Tentarei ser simples, mas não me peçam para ser imparcial, pois esta também é um pouco da minha história. Um pouco daquilo que pode ser feito com a reunião de pessoas…

Exatamente no dia 13 de setembro de 1993, portanto há vinte anos, o prefeito da época – Bernardo Ortiz entregava a chave da Casa do Figureiro as irmãs Edith, Luiza e Cândida. A história dos figureiros no entanto não começava aí. A memória resgata nomes do início do sec. XIX como herança da tradição católica de se armar presépios. Tendo como matéria prima a argila, de fácil localização nas margens do Rio Itaim, a arte se manifestou naturalmente, havendo historiadores que afirmam terem sidos os freis do Convento Santa Clara os introdutores desta prática, mas não há nem por parte deles tal posição.

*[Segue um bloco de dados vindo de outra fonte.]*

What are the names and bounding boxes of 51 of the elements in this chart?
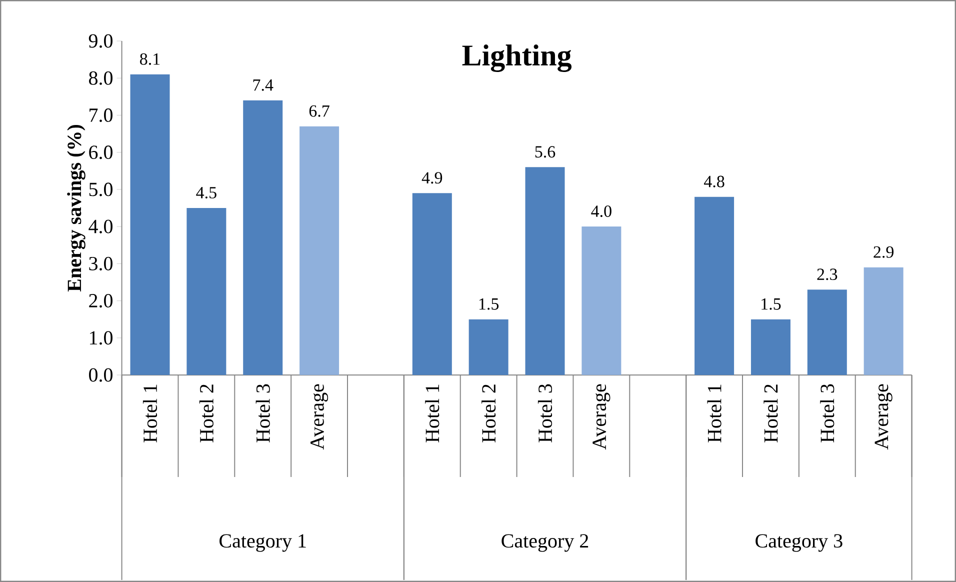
bar bbox=[582, 226, 622, 375]
text: Category 3 bbox=[756, 534, 842, 552]
y-tick-label: 3.0 bbox=[89, 256, 112, 270]
data-label: 7.4 bbox=[253, 79, 274, 91]
bar bbox=[694, 196, 734, 375]
bar bbox=[412, 193, 452, 375]
y-tick-label: 7.0 bbox=[90, 108, 112, 122]
data-label: 1.5 bbox=[479, 298, 499, 310]
bar bbox=[243, 100, 283, 375]
data-label: 1.5 bbox=[762, 298, 781, 310]
bar bbox=[864, 267, 904, 375]
x-tick-label: Hotel 1 bbox=[142, 384, 158, 442]
data-label: 5.6 bbox=[535, 146, 556, 158]
bar bbox=[807, 290, 847, 375]
bar bbox=[468, 319, 508, 375]
x-tick-label: Hotel 3 bbox=[256, 384, 270, 442]
data-label: 8.1 bbox=[140, 53, 160, 65]
data-label: 4.9 bbox=[422, 172, 442, 184]
y-tick-label: 5.0 bbox=[89, 182, 112, 196]
x-tick-label: Hotel 1 bbox=[425, 384, 440, 442]
y-tick-label: 1.0 bbox=[90, 331, 112, 345]
y-tick-label: 9.0 bbox=[88, 34, 112, 48]
x-tick-label: Hotel 2 bbox=[199, 384, 214, 442]
x-tick-label: Hotel 3 bbox=[820, 384, 834, 442]
data-label: 6.7 bbox=[309, 105, 330, 117]
y-tick-label: 0.0 bbox=[89, 368, 112, 382]
y-tick-label: 8.0 bbox=[89, 71, 112, 85]
x-tick-label: Average bbox=[310, 384, 328, 450]
x-tick-label: Hotel 2 bbox=[764, 384, 778, 442]
bar bbox=[130, 74, 170, 375]
data-label: 2.9 bbox=[874, 246, 894, 258]
y-tick-label: 4.0 bbox=[88, 220, 112, 234]
x-tick-label: Hotel 2 bbox=[482, 384, 496, 442]
data-label: 4.0 bbox=[591, 205, 612, 218]
bar bbox=[186, 208, 226, 375]
x-tick-label: Average bbox=[874, 384, 892, 450]
bar bbox=[300, 126, 340, 375]
chart-title: Lighting bbox=[462, 44, 572, 72]
text: Category 1 bbox=[220, 534, 306, 552]
bar bbox=[750, 319, 790, 375]
x-tick-label: Hotel 3 bbox=[538, 384, 552, 442]
y-tick-label: 2.0 bbox=[89, 294, 112, 308]
bar bbox=[525, 167, 565, 375]
data-label: 4.8 bbox=[704, 176, 724, 188]
data-label: 4.5 bbox=[196, 187, 216, 198]
x-tick-label: Hotel 1 bbox=[707, 384, 722, 442]
data-label: 2.3 bbox=[817, 268, 838, 280]
y-axis-title: Energy savings (%) bbox=[67, 124, 86, 292]
x-tick-label: Average bbox=[592, 384, 610, 450]
y-tick-label: 6.0 bbox=[89, 146, 112, 160]
text: Category 2 bbox=[502, 534, 588, 552]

De azul D.Candida criadora do pavão-simbolo do artesanato paulista, de rosa D. Luiza 1ª presidente da casa, criadora da festa do folclore.
De azul D.Candida criadora do pavão-simbolo do artesanato paulista, de rosa D. Luiza 1ª presidente da casa, criadora da festa do folclore. (Arquivo pessoal)

A partir dos anos de 1930, ressurge no Brasil e em nosso estado, por parte de Mário de Andrade, um gosto pelas tradições populares. Os figureiros conhecem importantes pesquisadores. Entre eles – Rossine Tavares de Lima. Estes passaram a frequentar as casas dos artistas na Rua Imaculada com inúmeros estudantes e turistas. Assim um local que pudesse abrigar todos os figureiros em oficina e loja não foi iniciativa do Estado e sim das artesãs Luiza e Anita, tendo como principal argumento a possibilidade de receber um público de maneira confortável.

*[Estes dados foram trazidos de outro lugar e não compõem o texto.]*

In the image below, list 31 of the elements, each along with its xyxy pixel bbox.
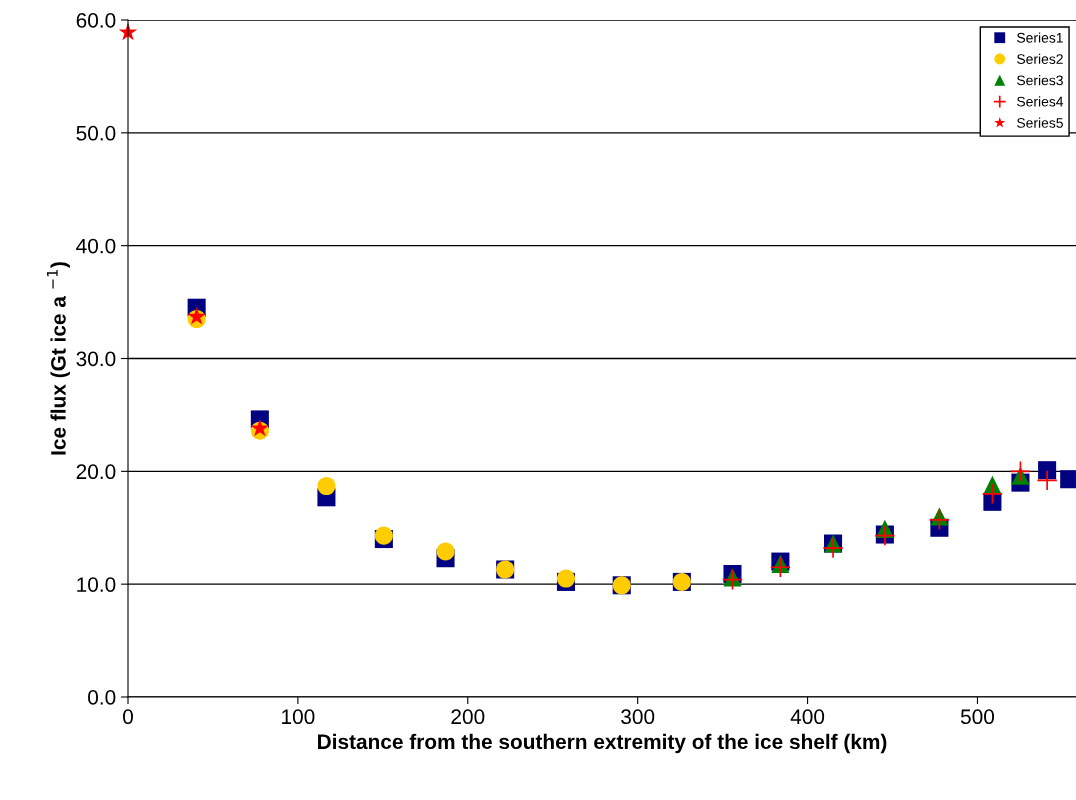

Há vinte anos instalava-se a associação Casa do Figureiro Maria da Conçeição Frutuoso Barbosa. A patrona foi um consenso entre os figureiros. Esta senhora, que veio do Rio Grande do Norte ainda menina com a família, passou a morar no então bairro  Itapecirica. Muito religiosa, vestia hábito que também disfarçava a deformidade das mãos. Frequentando o Convento de Santa Clara  deparou-se certa vez com uma santa quebrada de terracota, tratava-se de uma antiga imagem de N.Sra Imaculada da Conçeição. Esta foi trazida ao bairro e restaurada pacientemente por esta senhora. Além de dar novo nome à região, a imagem e a capela agiram como polo irradiador da identidade popular, artística e religiosa desta população.

Chuva de divinos d a figureira Téca. (Arquivo pessoal)
Chuva de divinos d a figureira Téca. (Arquivo pessoal)

Outro fato importante da história dos figureiros, tem como tema o pavão. A ave exótica era encontrada no Jardim da Estação, local de encontro da elite da cidade nos fins do Sec .XIX. Na Paris da época,  que ditava moda ao mundo todo, havia uma atração pelo exótico Oriente, que influenciou muitos artistas. Assim, os pavões que adornavam a Taubaté da época, tinham motivações francesas biên sur. Com o passar do tempo a figureira Cândida, que frequentava o parque na infância, passou a representar o pavão em argila. Em 1979 o órgão do governo do estado responsável pelo artesanato (SUTACO) instituiu um concurso. Ela ganhou com esta peça. Eis assim o pavão de Taubaté como símbolo do artesanato paulista.

Sônia, atual presidente  da Casa do Figureiro, recebendo estudantes. (Arquivo pessoal)
Sônia, atual presidente da Casa do Figureiro, recebendo estudantes. (Arquivo pessoal)

Eventualmente a comunidade dos figureiros é comparada à dos ceramistas de Caruaru em Pernambuco, bairrismo à parte, qualquer análise sobre o trabalho artesanal merece um embasamento teórico fortemente alicerçado na Sociologia, Antropologia e Geografia Humana. O Brasil é múltiplo, a arte popular também. Indevidamente pesa sobre ela uma responsabilidade de ser autêntica, relegando os artesãos a uma situação subserviente como reflexo de um colonialismo ainda presente veladamente em alguns discursos, inclusive  acadêmicos. Felizmente não em todos. Há uma vasta produção científica séria sobre o tema.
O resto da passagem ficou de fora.